I will offer a bundle theory with one primitive symmetric relationship. Moreover, the primitive relationship is essential to pairs. I don’t like bundle theories, but this one seems to offer a nice and elegant solution to the bundling problem.
Here goes. The fundamental entities are tropes. The primitive symmetric relationship is partnership. As stated above, this is essential to pairs: if x and y are partners in one world, they are partners in all worlds in which both exist. If x and y are tropes that exist and are partners, then we say they are coinstantiated.
Say that two possible tropes, existing in worlds w1 and w2 respectively, are immediate partners provided that there is a possible world where they both exist and are partners. Then derivative partnerhood is defined to be the transitive closure of immediate partnerhood.
The bundles in any fixed world are in one-to-one correspondence with the maximal non-empty pluralities of pairwise-partnered tropes, and each bundle is said to have each of the tropes that makes up the corresponding plurality. We have an account of transworld identity: a bundle in w1 is transworld identical with a bundle in w2 just in case some trope in the first bundle is a derivative partner of some trope in the second bundle. (This is a four-dimensionalist version. If we want a three dimensionalist one, then replace worlds throughout with world-time pairs instead.) So we have predication (or as good as a trope theorist is going to have) and identity. That seems enough for a reductive story about objects.

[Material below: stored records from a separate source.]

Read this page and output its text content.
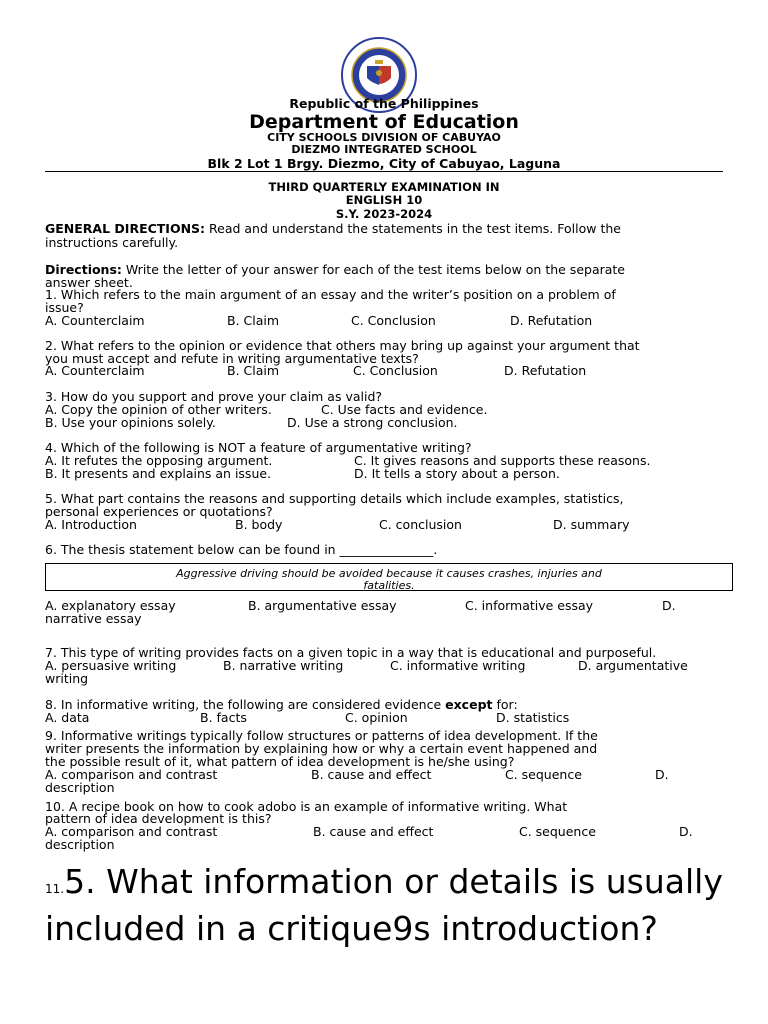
Republic of the Philippines
Department of Education
CITY SCHOOLS DIVISION OF CABUYAO
DIEZMO INTEGRATED SCHOOL
Blk 2 Lot 1 Brgy. Diezmo, City of Cabuyao, Laguna
THIRD QUARTERLY EXAMINATION IN
ENGLISH 10
S.Y. 2023-2024
GENERAL DIRECTIONS: Read and understand the statements in the test items. Follow the
instructions carefully.
Directions: Write the letter of your answer for each of the test items below on the separate
answer sheet.
1. Which refers to the main argument of an essay and the writer’s position on a problem of
issue?
A. Counterclaim	B. Claim	C. Conclusion	D. Refutation
2. What refers to the opinion or evidence that others may bring up against your argument that
you must accept and refute in writing argumentative texts?
A. Counterclaim	B. Claim	C. Conclusion	D. Refutation
3. How do you support and prove your claim as valid?
A. Copy the opinion of other writers.	C. Use facts and evidence.
B. Use your opinions solely.	D. Use a strong conclusion.
4. Which of the following is NOT a feature of argumentative writing?
A. It refutes the opposing argument.	C. It gives reasons and supports these reasons.
B. It presents and explains an issue.	D. It tells a story about a person.
5. What part contains the reasons and supporting details which include examples, statistics,
personal experiences or quotations?
A. Introduction	B. body	C. conclusion	D. summary
6. The thesis statement below can be found in _______________.
Aggressive driving should be avoided because it causes crashes, injuries and
fatalities.
A. explanatory essay	B. argumentative essay	C. informative essay	D.
narrative essay
7. This type of writing provides facts on a given topic in a way that is educational and purposeful.
A. persuasive writing	B. narrative writing	C. informative writing	D. argumentative
writing
8. In informative writing, the following are considered evidence except for:
A. data	B. facts	C. opinion	D. statistics
9. Informative writings typically follow structures or patterns of idea development. If the
writer presents the information by explaining how or why a certain event happened and
the possible result of it, what pattern of idea development is he/she using?
A. comparison and contrast	B. cause and effect	C. sequence	D.
description
10. A recipe book on how to cook adobo is an example of informative writing. What
pattern of idea development is this?
A. comparison and contrast	B. cause and effect	C. sequence	D.
description
11.5. What information or details is usually included in a critique9s introduction?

We can even have ersatz objects if we have the ability to form large transworld sets of possible tropes: just let an ersatz object be a maximal set of pairwise derivately partnered tropes. An ersatz object then is said to ersatz-exist at a world w iff some trope that is a member of the ersatz object exists at w. We can then count objects by counting the ersatz objects.
This story is compatible with all our standard modal intuitions without any counterpart theoretic cheats.
Of course, the partnership relationship is mysterious. But it is essential to pairs, so at least it doesn’t introduce any contingent brute facts. And every story in the neighborhood has something mysterious about it.
There are two very serious problems, however:
On this story we don’t really exist. All that really exist are the tropes.
This story is incompatible with transsubstantiation—as we would expect of a story on which there is no substance.
So what’s the point of this post? Well, I think it is nice to develop a really good version of an opposing theory, so as to be able to focus one’s critique on what really matters.